Perinçek'in ‘Polis ve yargıda AKP'nin ekibi yok, oralara vatansever insanlar geliyor' açıklamaları da rahatsızlık kaynağı. İktidar partisi hem kendini aşağılanmış hissediyor hem de Perinçek'in sözlerinin çok yabana atılır olmadığının farkında.

Darbe davalarının beraatle sonuçlanması karşısında AK Partililerin ikircikli yaklaşımı sürüyor. Yukarıdan dayatılan yeni koalisyonu bozmamak için fazla ses çıkarılmıyor. Ama ‘Darbeler ve darbecilerle çarpışarak bugünlere geldik' efelenmesinin havası atılamıyor artık. Hasbelkader sorulduğunda cevap verilemiyor. Eski bakan ve Başbakanlık müsteşarı Ömer Dinçer'in söz arasına sıkıştırdığı “Ergenekon ve Balyoz'da verilen beraatler adil değil” türünden cümleler kakofonide kayboluyor. Onlar da zaten ileride kullanmak üzere ‘biz demiştik' izi bırakıyor.

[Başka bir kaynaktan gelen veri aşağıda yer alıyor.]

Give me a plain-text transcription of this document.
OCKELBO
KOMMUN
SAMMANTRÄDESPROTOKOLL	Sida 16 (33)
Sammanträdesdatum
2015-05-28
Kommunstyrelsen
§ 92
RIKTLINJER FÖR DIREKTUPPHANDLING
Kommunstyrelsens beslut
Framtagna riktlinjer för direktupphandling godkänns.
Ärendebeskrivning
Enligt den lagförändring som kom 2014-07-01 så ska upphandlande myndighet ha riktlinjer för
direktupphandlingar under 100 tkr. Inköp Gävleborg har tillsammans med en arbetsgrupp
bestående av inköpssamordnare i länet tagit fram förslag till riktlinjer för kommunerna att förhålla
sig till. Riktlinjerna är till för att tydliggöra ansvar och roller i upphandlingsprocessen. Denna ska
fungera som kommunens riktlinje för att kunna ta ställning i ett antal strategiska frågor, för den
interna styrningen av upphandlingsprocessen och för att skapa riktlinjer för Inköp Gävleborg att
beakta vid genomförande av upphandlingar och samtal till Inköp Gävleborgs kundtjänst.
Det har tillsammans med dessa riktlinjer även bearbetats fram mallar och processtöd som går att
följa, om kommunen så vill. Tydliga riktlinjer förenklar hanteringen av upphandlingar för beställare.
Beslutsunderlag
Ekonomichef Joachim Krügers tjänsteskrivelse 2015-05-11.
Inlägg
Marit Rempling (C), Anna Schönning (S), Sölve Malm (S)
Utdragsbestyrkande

Ortak düşman etkisiz hale getirildiğinde büyük hesaplaşma kaçınılmaz olacak. AK Partililer çözüm sürecinde PKK'dan yedikleri kazığın benzerinin kendilerini beklediğinden endişeli. Perinçekgillerin şu anda bir yerlerde hendek kazdıklarından şüpheleniyorlar. O hendeklere karşı sürecekleri TSK gibi bir silahları da olmayacak.